4. Have an acceptable use policy.
Help control risk by adopting an “acceptable use” policy that ensures
employees are not sharing their device, are adhering to strong passwords, and that any corporate-owned data is
encrypted. Text messaging should also be discouraged as it is discoverable from the device in litigation and the use
of acronyms or shorthand often leads to misunderstandings.
5. Have a pre-established plan in place to deal with data security breaches.
The FTC has said that your
Information Security Programmust include a detailed incident and breach response and notice plan to execute in
the event of any security breach or database hack in which customer information is or may have been wrongfully
accessed, whether by internal or external persons. Pre-identify a team of people to manage the breach and
responses. The team should represent each department that might be affected by a breach or that has to be
mobilized to interact with the public, including legal, human resources, privacy, security, IT, communications,
and, if you are publicly traded, investor relations. Part of the team’s role is to analyze risks to data, data flow, and
worst-case scenarios. Test your plan periodically by doing mock drills. Consult your attorney to know your state
law and the laws of your customers’ states of residence about when you have to give notices to customers about
data breaches.
6. Prepare template customer communications in advance and consider retaining a forensics expert
who can quickly capture and analyze your IT system to identify the source of an electronic breach
and mitigate further losses.
Consider channeling all third-party communications through only one person
for consistency. The steps you take in the first 48 hours after a data security breach may be the most critical to
mitigating the breach and minimizing losses. Those steps should be laid out in advance in your security breach
response plan. That is why your plan should assign roles to breach team response members in advance so each
knows their precise responsibilities and the response team can be immediately assembled.

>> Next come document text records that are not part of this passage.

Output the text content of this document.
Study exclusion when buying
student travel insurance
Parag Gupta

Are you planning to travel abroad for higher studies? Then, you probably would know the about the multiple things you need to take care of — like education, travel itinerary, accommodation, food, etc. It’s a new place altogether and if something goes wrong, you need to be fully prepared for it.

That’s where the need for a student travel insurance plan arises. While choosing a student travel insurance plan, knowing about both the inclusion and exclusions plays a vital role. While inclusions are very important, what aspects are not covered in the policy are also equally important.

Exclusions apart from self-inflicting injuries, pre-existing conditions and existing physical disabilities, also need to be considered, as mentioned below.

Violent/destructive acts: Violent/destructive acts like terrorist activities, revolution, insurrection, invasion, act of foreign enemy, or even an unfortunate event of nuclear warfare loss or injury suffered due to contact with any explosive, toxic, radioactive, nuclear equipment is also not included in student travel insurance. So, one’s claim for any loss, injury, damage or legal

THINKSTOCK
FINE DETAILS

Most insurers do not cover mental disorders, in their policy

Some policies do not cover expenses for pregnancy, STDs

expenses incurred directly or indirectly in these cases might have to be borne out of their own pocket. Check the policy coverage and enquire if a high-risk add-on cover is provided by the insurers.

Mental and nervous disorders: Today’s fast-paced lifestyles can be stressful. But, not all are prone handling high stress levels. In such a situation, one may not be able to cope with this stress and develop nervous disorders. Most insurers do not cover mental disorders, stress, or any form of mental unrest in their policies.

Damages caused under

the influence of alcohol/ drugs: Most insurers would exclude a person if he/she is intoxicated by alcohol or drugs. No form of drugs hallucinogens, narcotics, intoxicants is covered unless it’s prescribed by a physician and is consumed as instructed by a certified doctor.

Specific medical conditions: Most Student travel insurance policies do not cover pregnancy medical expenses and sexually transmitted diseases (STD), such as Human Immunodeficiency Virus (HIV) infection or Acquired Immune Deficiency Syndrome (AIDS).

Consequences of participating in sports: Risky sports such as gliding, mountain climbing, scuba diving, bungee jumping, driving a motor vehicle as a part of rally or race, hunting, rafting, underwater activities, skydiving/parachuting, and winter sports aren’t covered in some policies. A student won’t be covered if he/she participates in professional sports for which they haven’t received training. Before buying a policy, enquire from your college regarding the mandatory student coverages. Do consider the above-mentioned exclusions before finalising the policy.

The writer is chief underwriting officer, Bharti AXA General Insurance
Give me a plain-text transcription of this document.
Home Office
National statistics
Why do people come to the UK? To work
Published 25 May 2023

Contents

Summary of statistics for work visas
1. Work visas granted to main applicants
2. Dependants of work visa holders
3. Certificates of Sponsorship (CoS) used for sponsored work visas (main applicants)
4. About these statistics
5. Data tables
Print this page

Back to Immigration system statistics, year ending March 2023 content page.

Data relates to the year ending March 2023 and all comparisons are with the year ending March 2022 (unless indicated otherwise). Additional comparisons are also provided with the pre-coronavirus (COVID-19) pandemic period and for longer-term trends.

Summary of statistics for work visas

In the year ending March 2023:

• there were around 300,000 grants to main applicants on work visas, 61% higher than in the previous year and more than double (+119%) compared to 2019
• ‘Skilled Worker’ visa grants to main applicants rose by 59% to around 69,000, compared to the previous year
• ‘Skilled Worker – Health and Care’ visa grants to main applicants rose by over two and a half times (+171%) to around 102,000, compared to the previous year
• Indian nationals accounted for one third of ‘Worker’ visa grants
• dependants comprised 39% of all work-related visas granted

7. Do not transmit customer information over insecure channels such as unencrypted email, P2P
systems, or wireless access points. These are not secure media.
The FTC has cited the absence of data loss
prevention software and an intrusion detection system in these media as inadequate practices for an Information
Security Program.
8. Run an OFAC SDN List check on every customer, cash or credit.
If you get a preliminary hit, follow the
steps listed by OFAC to determine whether the hit is a “false positive.”Do not do business with the customer until
you are certain that they are not the person listed on the SDN List. Keep a record of OFAC checks for five years.